BOOK: Crooked Little Vein

My far-distant buddy, Kevin B, sniped Warren Ellis' Crooked Little Vein off my Amazon wish list last month. I finished it this past weekend.

Warren usually writes comics. He is also quite a prolific web celebrity. He is bleak, timely, and extremely knowledgeable about all manner of subculture trivia. He's an Information Age, technophillic, self-promoting Aleister Crowley. And I'm quite fond of his writing.

Crooked Little Vein is Ellis' first novel. It isn't a comic. It isn't for the kiddies. And prudish adults should likely steer clear of it, too. It contains lots of offensive material. Lots of it. Naughtiness at every turn. Right Wing Conservatives and Fans Of Bush should avoid this one.

It is a dark tale of adventure centering around pseudo-detective Mike McGill and his attempt to reclaim a lost tome.
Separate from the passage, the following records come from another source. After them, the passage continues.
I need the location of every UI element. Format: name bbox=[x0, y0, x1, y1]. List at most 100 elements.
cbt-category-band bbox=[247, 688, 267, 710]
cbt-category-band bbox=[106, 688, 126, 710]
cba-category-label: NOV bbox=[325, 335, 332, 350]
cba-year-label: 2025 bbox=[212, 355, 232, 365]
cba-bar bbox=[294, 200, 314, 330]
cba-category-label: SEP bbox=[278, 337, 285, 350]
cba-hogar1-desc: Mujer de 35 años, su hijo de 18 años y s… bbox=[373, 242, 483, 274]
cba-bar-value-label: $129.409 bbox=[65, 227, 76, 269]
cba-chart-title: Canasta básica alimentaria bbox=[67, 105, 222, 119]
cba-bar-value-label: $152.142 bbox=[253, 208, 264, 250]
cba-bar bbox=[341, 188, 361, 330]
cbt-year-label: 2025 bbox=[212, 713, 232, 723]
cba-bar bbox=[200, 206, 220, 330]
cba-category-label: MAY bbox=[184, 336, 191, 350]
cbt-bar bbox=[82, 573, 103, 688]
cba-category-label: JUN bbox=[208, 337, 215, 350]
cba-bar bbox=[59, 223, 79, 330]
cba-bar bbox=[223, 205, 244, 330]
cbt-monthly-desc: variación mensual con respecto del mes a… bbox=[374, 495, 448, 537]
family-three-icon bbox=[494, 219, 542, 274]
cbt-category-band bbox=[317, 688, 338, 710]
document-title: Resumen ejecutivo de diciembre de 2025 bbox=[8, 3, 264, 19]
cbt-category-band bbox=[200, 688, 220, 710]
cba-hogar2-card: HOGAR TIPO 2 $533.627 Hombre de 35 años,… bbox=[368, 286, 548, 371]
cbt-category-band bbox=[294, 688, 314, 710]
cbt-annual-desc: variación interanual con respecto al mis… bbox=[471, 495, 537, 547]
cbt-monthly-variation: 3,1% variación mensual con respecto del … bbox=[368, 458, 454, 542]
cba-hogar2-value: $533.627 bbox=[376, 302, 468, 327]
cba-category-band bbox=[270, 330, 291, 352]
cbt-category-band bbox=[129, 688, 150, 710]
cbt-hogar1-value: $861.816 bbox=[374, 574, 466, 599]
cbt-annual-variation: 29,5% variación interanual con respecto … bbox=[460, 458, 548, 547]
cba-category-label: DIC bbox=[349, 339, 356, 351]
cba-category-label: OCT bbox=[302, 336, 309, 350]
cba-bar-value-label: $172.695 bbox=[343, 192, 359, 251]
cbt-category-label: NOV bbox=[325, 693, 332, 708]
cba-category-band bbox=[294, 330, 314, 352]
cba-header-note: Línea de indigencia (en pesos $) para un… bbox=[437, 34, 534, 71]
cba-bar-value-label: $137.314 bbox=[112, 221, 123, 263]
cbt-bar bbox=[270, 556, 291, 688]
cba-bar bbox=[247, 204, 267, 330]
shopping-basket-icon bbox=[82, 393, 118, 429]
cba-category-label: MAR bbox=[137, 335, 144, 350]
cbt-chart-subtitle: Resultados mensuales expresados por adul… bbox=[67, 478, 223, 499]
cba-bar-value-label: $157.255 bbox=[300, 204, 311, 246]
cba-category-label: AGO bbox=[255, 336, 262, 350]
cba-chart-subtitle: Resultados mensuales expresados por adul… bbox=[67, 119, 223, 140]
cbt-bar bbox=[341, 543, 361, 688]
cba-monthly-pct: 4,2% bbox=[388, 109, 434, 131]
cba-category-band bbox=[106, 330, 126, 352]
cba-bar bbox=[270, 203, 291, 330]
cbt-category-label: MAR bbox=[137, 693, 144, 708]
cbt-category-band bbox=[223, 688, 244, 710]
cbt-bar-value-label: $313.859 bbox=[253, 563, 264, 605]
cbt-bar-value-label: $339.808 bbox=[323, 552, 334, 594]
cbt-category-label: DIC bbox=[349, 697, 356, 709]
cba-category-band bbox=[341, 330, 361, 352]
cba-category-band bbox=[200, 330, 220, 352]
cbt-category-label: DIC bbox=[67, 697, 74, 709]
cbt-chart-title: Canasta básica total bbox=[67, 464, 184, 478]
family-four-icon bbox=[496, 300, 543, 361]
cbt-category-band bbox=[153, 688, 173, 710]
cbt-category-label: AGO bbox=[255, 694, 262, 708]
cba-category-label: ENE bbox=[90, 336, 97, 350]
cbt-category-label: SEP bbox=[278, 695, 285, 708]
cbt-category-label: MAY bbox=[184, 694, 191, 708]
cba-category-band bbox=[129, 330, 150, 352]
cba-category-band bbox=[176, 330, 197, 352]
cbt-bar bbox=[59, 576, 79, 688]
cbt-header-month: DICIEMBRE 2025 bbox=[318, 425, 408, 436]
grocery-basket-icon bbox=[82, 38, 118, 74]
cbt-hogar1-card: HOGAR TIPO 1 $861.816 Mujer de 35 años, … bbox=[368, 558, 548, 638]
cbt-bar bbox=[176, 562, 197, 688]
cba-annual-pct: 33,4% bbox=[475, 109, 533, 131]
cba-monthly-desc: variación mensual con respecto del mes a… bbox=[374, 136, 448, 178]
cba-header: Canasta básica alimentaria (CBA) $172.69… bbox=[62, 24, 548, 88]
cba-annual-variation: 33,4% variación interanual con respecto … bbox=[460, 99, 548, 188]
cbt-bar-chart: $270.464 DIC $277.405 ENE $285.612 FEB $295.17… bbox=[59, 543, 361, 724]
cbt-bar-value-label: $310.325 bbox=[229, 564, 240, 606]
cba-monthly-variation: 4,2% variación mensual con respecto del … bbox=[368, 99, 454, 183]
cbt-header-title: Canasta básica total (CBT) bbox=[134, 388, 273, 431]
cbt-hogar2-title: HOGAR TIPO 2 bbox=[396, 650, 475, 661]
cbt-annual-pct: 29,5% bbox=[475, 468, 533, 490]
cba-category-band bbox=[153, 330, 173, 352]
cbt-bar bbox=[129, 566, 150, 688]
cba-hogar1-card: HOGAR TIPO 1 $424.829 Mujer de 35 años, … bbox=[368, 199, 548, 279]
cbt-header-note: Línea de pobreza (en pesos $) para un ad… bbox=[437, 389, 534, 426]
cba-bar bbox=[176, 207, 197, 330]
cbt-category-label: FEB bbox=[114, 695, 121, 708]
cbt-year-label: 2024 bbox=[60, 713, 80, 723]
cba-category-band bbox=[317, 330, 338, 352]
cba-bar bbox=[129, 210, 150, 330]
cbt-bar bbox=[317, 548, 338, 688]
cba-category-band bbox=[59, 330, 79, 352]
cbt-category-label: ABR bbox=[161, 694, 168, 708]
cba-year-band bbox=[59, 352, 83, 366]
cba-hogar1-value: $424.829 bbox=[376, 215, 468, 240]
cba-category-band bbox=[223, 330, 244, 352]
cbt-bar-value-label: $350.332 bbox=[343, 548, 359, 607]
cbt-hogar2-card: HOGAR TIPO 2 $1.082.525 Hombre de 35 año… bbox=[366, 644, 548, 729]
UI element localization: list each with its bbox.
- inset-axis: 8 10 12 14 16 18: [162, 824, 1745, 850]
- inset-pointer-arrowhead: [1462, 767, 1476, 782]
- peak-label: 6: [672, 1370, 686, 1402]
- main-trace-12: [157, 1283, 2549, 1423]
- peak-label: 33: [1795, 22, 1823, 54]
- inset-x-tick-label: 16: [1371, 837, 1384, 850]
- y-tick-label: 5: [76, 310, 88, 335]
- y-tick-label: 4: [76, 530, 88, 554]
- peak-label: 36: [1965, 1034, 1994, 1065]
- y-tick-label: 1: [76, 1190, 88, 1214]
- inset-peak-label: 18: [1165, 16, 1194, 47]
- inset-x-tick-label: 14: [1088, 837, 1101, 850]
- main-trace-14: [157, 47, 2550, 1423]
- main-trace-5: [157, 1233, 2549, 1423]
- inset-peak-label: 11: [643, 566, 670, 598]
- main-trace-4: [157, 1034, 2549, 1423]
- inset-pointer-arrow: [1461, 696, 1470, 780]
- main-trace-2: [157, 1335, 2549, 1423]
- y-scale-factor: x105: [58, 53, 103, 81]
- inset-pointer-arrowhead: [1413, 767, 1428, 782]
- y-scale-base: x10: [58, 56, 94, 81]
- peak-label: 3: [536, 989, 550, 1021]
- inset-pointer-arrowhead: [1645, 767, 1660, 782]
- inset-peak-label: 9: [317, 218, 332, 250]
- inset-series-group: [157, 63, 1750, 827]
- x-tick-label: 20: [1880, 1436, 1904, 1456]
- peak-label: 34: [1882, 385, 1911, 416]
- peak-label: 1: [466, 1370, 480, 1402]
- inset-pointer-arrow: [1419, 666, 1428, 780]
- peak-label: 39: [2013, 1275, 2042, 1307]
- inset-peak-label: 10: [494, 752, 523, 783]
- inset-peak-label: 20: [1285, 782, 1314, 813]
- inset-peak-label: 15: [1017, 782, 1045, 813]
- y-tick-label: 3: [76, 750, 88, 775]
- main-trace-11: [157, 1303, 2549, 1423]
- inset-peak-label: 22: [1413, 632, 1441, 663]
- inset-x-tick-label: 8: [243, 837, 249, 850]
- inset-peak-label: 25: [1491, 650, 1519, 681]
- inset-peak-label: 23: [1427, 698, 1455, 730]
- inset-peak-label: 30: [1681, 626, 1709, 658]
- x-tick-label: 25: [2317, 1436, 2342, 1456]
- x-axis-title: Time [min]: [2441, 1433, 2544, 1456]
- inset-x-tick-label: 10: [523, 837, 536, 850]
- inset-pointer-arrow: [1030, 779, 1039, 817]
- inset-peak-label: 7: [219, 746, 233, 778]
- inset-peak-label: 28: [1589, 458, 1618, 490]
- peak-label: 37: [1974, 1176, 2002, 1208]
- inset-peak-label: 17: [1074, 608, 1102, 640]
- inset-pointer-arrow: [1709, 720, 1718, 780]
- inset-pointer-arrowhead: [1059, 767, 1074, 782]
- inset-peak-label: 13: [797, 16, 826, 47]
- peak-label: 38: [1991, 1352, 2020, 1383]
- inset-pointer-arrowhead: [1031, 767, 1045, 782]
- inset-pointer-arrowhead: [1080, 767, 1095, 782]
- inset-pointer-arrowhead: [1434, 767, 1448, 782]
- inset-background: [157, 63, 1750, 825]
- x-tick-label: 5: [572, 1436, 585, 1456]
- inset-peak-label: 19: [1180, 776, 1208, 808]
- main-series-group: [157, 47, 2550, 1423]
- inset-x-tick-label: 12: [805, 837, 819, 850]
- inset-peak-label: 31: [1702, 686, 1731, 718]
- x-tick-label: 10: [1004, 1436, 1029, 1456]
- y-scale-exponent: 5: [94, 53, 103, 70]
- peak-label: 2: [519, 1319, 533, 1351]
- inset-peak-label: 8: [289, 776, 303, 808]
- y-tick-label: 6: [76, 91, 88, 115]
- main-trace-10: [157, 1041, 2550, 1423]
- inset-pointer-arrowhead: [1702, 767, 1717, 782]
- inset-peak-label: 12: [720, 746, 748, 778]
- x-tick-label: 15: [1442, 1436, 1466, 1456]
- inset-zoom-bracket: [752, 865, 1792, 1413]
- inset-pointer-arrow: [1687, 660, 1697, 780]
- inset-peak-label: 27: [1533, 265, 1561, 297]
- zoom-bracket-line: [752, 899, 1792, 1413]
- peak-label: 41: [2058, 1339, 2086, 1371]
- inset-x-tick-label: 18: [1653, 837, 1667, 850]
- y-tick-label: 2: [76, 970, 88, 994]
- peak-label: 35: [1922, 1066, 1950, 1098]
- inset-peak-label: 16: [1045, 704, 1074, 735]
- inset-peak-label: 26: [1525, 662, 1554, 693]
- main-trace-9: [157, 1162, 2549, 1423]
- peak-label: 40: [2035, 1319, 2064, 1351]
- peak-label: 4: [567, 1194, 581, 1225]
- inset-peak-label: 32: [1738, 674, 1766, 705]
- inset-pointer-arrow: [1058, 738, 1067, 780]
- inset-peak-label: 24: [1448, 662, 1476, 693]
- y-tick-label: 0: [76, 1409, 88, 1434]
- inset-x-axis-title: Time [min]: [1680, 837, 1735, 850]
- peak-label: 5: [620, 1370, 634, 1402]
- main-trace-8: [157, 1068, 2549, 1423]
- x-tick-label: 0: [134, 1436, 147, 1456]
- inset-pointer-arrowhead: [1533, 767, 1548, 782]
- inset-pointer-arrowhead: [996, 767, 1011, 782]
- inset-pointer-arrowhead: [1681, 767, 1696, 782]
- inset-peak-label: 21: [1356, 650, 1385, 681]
A legendary book that has special interest to the current Presidential administration. As is usually the theme, the journey is more important than the actual reward. And what a twisted journey it is. Ellis spins a web of shady characters that would be more at home in Malebolge of Dante's Hell than in the light of day.

Mike McGill is a spewing fountainhead of bad karma. If something bad happens, it happens to Mike. If there's a villain in the area with a raging hate-on, his first victim is likely to be Mike. If there's one plague-infected mosquito in a room full of people with Mike, he'll be the only person bitten. And of course, he'll have TB coursing through his veins before the end of the chapter.

Ellis' writing is very crisp and clean. He doesn't stay in one place too long. He doesn't drag out any points or wax poetic on any deeply philosophical themes. The pacing is quick. The characters are mildly shallow, but entertaining. And while I thought I was substantially well read, Ellis completely baffled me with some of the kinks and addictions he presented in Crooked Little Vein. If I didn't know any better, I'd think he was bluffing. But saline injecting juice monkeys are so unbelievably sickening, they must be real, or Ellis wouldn't torment me with them.

Quick. Entertaining. Funny. Creative. Enlightening. All in all, a very enjoyable read. I hope Warren Ellis produces more dark adventures for my perusal.